There’s no need to reinvent the wheel to bring up arguably the most frustrating muscle group in the body. But you will need to bring the pain.
Be honest: How big are your calves? And now for the more embarrassing question: How big were your calves five years ago…10 years ago…when you were 18 years old? Same size as they are now? If so, you’re part of the unfortunate majority.
“The gastrocnemius and soleus muscles — the calves — are one of the toughest muscle groups to build due to the fact that they’re used in a repetitive manner every time you take a step, walk, run or jump,” says Rocky Rogers, a certified personal trainer at Iron City Gym Hardcore in Cypress, Texas. Problem is, most people go too easy on this stubborn body-part. “The best way to grow the calves is to completely break them down,” he says.
In other words, if you want to build bigger calves you have to make them grow. Going through the motions simply won’t cut it. So if you’re ready to bust through your lower-leg sticking point once and for all, add this routine (designed by Rogers) to your program and leave those 18-year-old calves far, far behind.
THE WORKOUT
Rogers believes in using a basic template to train the calves, employing exercises and rep ranges you’ve undoubtedly done before. But he also takes a systematic approach in which the weights are heaviest early in the workout when you’re fresh and get progressively lighter with each exercise. This helps to ensure that you achieve a full range of motion — as high as possible on the tips of your toes at the top and feeling a nice stretch in your calves at the bottom — on every rep of every set, even after fatigue has set in. His workout consists of the following:
EXERCISE 1: HEAVY STANDING CALF RAISE
Point your toes inward on the first set, straight ahead on the second and outward for the finisher to blast your calves from all angles. Use as much weight as you can while still achieving full contraction in the gastrocnemius (the target muscle on this move), even if that means hitting 10 instead of 15 reps. At the top of each rep, squeeze the contraction hard for one or two seconds.

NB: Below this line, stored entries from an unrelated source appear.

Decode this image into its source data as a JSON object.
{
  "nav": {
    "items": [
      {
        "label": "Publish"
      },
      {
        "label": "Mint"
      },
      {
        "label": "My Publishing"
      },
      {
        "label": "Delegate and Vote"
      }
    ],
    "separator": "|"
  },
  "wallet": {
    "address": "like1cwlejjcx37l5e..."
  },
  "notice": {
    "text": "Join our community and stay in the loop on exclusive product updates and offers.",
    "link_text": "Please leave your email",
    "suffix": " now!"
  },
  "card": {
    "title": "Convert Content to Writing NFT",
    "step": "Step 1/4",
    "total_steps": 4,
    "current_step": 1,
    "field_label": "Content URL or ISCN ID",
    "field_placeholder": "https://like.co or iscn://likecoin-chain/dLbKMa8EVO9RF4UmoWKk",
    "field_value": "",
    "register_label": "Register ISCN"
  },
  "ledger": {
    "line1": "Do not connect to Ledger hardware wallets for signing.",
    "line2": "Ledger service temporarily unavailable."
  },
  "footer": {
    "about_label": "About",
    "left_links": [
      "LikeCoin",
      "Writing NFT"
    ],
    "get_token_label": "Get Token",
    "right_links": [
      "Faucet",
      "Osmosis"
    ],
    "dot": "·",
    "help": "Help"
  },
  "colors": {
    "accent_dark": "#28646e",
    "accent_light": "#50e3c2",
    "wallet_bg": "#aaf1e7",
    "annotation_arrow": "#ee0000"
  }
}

EXERCISE 2: SEATED CALF RAISE
Here you focus on the deeper soleus muscle: It’s less visible than the gastroc, but provides much-desired thickness to the lower legs. Many lifters use too much weight on this move, resulting in an abbreviated up-and-down bouncing motion. Don’t be one of those guys; they almost never have big calves. If you have to stick to one or two plates (even non-45-pounders) to achieve full ROM, do it. On each set, hit 20 strict reps to failure, then take one plate off and rep out to failure again. Repeat three to four times or until there are no more plates on the machine.
EXERCISE 3: BODYWEIGHT STANDING CALF RAISE
You’re back to the first exercise, but with no machine this time. Find a raised surface (such as a wooden block or the base of a power rack) and something to grasp for balance, and use the same foot placement scheme as in the weighted version. Your calves should be pretty fried by this point, so you may not be able to hit 50 consecutive reps with full ROM. That’s okay. Rest 15 to 20 seconds mid-set as many times as needed until you reach 50 reps, a technique known as rest-pause. When you hit 50, rest a minute, then start the next set. You’ll do 150 reps total. If that doesn’t induce serious muscle burn in your calves, you’re probably using insufficient ROM or not squeezing the contraction at the top of each rep.
“All three of these exercises should be done to complete muscle failure,” says Rogers. “Calves can be worked two to three times per week, as long as you’re giving the muscles a full two days of recovery between each workout. Repeat this protocol for a couple of months and continue to measure your progress.”
With this no-fibers-left-behind program, you’ll be hobbling your way to new growth in no time.